The supercilious plutocratic politician spoke with pretense of concern for the common folk. To some, conditions were so bleak that even a poser’s promise offered a ray of hope; for hopelessness is fertile ground for demagoguery.
On the other side, it is the elitism of the people’s party, similarly extending its hand of concern while the other hand is stuffed by money from bloated corporate donors.
There is no political party with authenticity. There are only insurgent candidates ringing a bell and brought down by the party apparatus.
I was in Toronto, Canada for five days and it was a fascinating experience. Talking with a number of cab drivers – all from different ethnicities – a common theme was evident. They were happy with Toronto, which is the fourth largest city in North America, cherished its diversity, low crime rate with strict gun controls, and grateful for affordable and accessible health care. Freely acknowledging high taxes, these individuals believed it was a fair trade-off.
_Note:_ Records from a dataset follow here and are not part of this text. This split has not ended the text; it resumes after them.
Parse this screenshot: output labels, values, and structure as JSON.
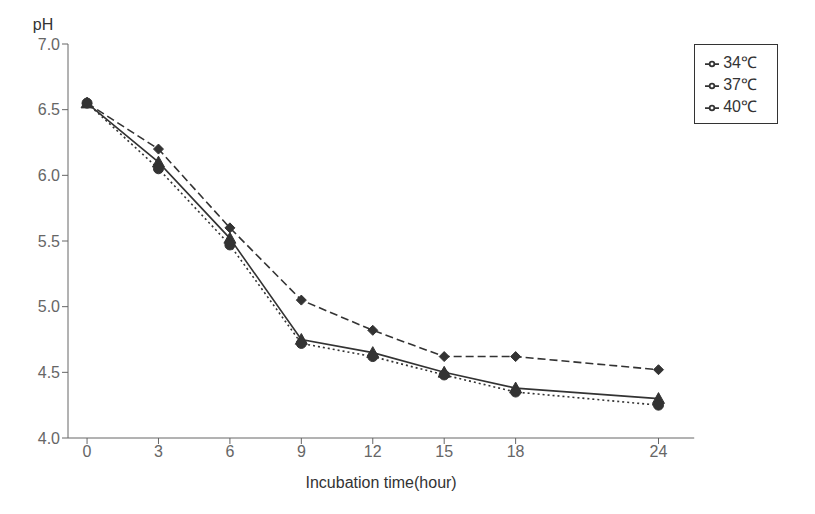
{
  "chart_data": {
    "type": "line",
    "x_label": "Incubation time(hour)",
    "y_label": "pH",
    "x": [
      0,
      3,
      6,
      9,
      12,
      15,
      18,
      24
    ],
    "series": [
      {
        "name": "34℃",
        "values": [
          6.55,
          6.2,
          5.6,
          5.05,
          4.82,
          4.62,
          4.62,
          4.52
        ],
        "color": "#333333",
        "marker": "diamond",
        "line_style": "dashed"
      },
      {
        "name": "37℃",
        "values": [
          6.55,
          6.1,
          5.52,
          4.75,
          4.65,
          4.5,
          4.38,
          4.3
        ],
        "color": "#333333",
        "marker": "triangle",
        "line_style": "solid"
      },
      {
        "name": "40℃",
        "values": [
          6.55,
          6.05,
          5.47,
          4.72,
          4.62,
          4.48,
          4.35,
          4.25
        ],
        "color": "#333333",
        "marker": "circle",
        "line_style": "dotted"
      }
    ],
    "xlim": [
      -0.8,
      25.5
    ],
    "xticks": [
      0,
      3,
      6,
      9,
      12,
      15,
      18,
      24
    ],
    "ylim": [
      4.0,
      7.0
    ],
    "yticks": [
      {
        "value": 4,
        "label": "4.0"
      },
      {
        "value": 4.5,
        "label": "4.5"
      },
      {
        "value": 5,
        "label": "5.0"
      },
      {
        "value": 5.5,
        "label": "5.5"
      },
      {
        "value": 6,
        "label": "6.0"
      },
      {
        "value": 6.5,
        "label": "6.5"
      },
      {
        "value": 7,
        "label": "7.0"
      }
    ],
    "grid": false,
    "legend": "right"
  }
}
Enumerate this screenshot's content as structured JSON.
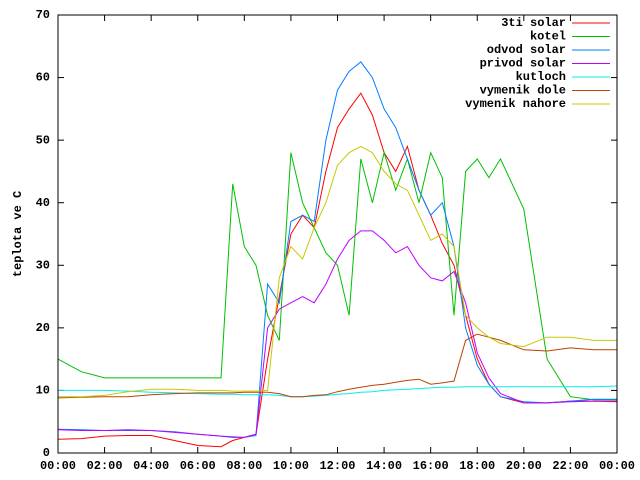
{
  "chart_data": {
    "type": "line",
    "ylabel": "teplota ve C",
    "x": [
      0,
      1,
      2,
      3,
      4,
      5,
      6,
      7,
      7.5,
      8,
      8.5,
      9,
      9.5,
      10,
      10.5,
      11,
      11.5,
      12,
      12.5,
      13,
      13.5,
      14,
      14.5,
      15,
      15.5,
      16,
      16.5,
      17,
      17.5,
      18,
      18.5,
      19,
      20,
      21,
      22,
      23,
      24
    ],
    "xlim": [
      0,
      24
    ],
    "xticks": [
      {
        "value": 0,
        "label": "00:00"
      },
      {
        "value": 2,
        "label": "02:00"
      },
      {
        "value": 4,
        "label": "04:00"
      },
      {
        "value": 6,
        "label": "06:00"
      },
      {
        "value": 8,
        "label": "08:00"
      },
      {
        "value": 10,
        "label": "10:00"
      },
      {
        "value": 12,
        "label": "12:00"
      },
      {
        "value": 14,
        "label": "14:00"
      },
      {
        "value": 16,
        "label": "16:00"
      },
      {
        "value": 18,
        "label": "18:00"
      },
      {
        "value": 20,
        "label": "20:00"
      },
      {
        "value": 22,
        "label": "22:00"
      },
      {
        "value": 24,
        "label": "00:00"
      }
    ],
    "ylim": [
      0,
      70
    ],
    "yticks": [
      0,
      10,
      20,
      30,
      40,
      50,
      60,
      70
    ],
    "grid": false,
    "legend": "top-right",
    "series": [
      {
        "name": "3ti solar",
        "color": "#ff0000",
        "values": [
          2.2,
          2.3,
          2.7,
          2.8,
          2.8,
          2.0,
          1.2,
          1.0,
          2.0,
          2.5,
          3.0,
          15,
          25,
          35,
          38,
          36,
          45,
          52,
          55,
          57.5,
          54,
          48,
          45,
          49,
          42,
          38,
          33.5,
          30,
          22,
          15,
          11,
          9,
          8,
          8,
          8.3,
          8.3,
          8.3
        ]
      },
      {
        "name": "kotel",
        "color": "#00c000",
        "values": [
          15,
          13,
          12,
          12,
          12,
          12,
          12,
          12,
          43,
          33,
          30,
          22,
          18,
          48,
          40,
          36,
          32,
          30,
          22,
          47,
          40,
          48,
          42,
          47,
          40,
          48,
          44,
          22,
          45,
          47,
          44,
          47,
          39,
          15,
          9,
          8.5,
          8.5
        ]
      },
      {
        "name": "odvod solar",
        "color": "#0080ff",
        "values": [
          3.8,
          3.7,
          3.6,
          3.6,
          3.6,
          3.4,
          3.0,
          2.7,
          2.6,
          2.5,
          2.8,
          27,
          24,
          37,
          38,
          37,
          50,
          58,
          61,
          62.5,
          60,
          55,
          52,
          47,
          42,
          38,
          40,
          33,
          20,
          14,
          11,
          9,
          8.2,
          8,
          8.3,
          8.6,
          8.6
        ]
      },
      {
        "name": "privod solar",
        "color": "#c000ff",
        "values": [
          3.7,
          3.6,
          3.6,
          3.7,
          3.6,
          3.3,
          3.0,
          2.7,
          2.5,
          2.5,
          3,
          20,
          23,
          24,
          25,
          24,
          27,
          31,
          34,
          35.5,
          35.5,
          34,
          32,
          33,
          30,
          28,
          27.5,
          29,
          24,
          16,
          12,
          9.5,
          8,
          8,
          8.2,
          8.3,
          8.2
        ]
      },
      {
        "name": "kutloch",
        "color": "#00eeee",
        "values": [
          10,
          10,
          10,
          9.9,
          9.7,
          9.6,
          9.5,
          9.4,
          9.4,
          9.3,
          9.3,
          9.3,
          9.2,
          9.0,
          9.0,
          9.1,
          9.2,
          9.4,
          9.5,
          9.7,
          9.8,
          10,
          10.1,
          10.2,
          10.3,
          10.4,
          10.5,
          10.5,
          10.6,
          10.6,
          10.6,
          10.6,
          10.6,
          10.6,
          10.6,
          10.6,
          10.7
        ]
      },
      {
        "name": "vymenik dole",
        "color": "#c04000",
        "values": [
          8.8,
          8.9,
          9.0,
          9.0,
          9.3,
          9.5,
          9.6,
          9.6,
          9.6,
          9.7,
          9.7,
          9.7,
          9.5,
          9.0,
          9.0,
          9.2,
          9.3,
          9.8,
          10.2,
          10.5,
          10.8,
          11.0,
          11.3,
          11.6,
          11.8,
          11.0,
          11.2,
          11.5,
          18,
          19,
          18.5,
          18,
          16.5,
          16.3,
          16.8,
          16.5,
          16.5
        ]
      },
      {
        "name": "vymenik nahore",
        "color": "#c8c800",
        "values": [
          9.0,
          9.0,
          9.2,
          9.8,
          10.2,
          10.2,
          10.0,
          10.0,
          9.9,
          9.9,
          9.9,
          10,
          28,
          33,
          31,
          36,
          40,
          46,
          48,
          49,
          48,
          45,
          43,
          42,
          38,
          34,
          35,
          33,
          22,
          20,
          18.5,
          17.5,
          17,
          18.5,
          18.5,
          18,
          18
        ]
      }
    ]
  }
}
Admittedly this is hardly a representative sample. However, when in New Orleans last year for the Pioneer Network conference, I found drivers telling a different tale: one of struggle, fear and weariness. When realizing I was from Colorado, all lit up (pun intended) with a smile, lamenting it will never happen in Louisiana. There was a hopelessness in their voice.
Reflecting back on the bloviated political process: its unfathomable length, corporate influences, drama, divisiveness, denigrations, character assassinations, ad nauseam, after all that we wind up with the two most unpopular and untrusted candidates in the history of polling.
If that is not an indictment of the two party system, what is? Neither candidate, once again, in my opinion, exuded the qualities of servant leadership: humility, truthfulness, and transparency. One may fairly argue that one candidate was more experienced, prepared, and deserving, and I voted for that one, yet despaired over the whole bloody mess of a process.
The system failed us and recriminations and shaming abound in lieu of essential soul searching and humbleness. The strongest military power in the world is eliciting fear and despair among some of our own citizens (particularly minorities and immigrants), intensified by massive economic disparity, failing education, expensive and sometimes unaffordable health care and an insidious xenophobia.
What appears to work in Canada is certainly not happening here. When our President expresses admiration for the Philippine president, boasting of murdering extra judiciously so called drug dealers, we have lost the claim to be “a shining city on the hill.”
The two party system didn’t just fail in 2016. It’s been eroding over the decades, with less than 50 percent voter turnout, and large special interests dominating both parties. I believe we need to transcend this; that state and federal restrictions and obstacles should be eviscerated and promote fresh growth. To get growth one needs to pull out the weeds. It is time.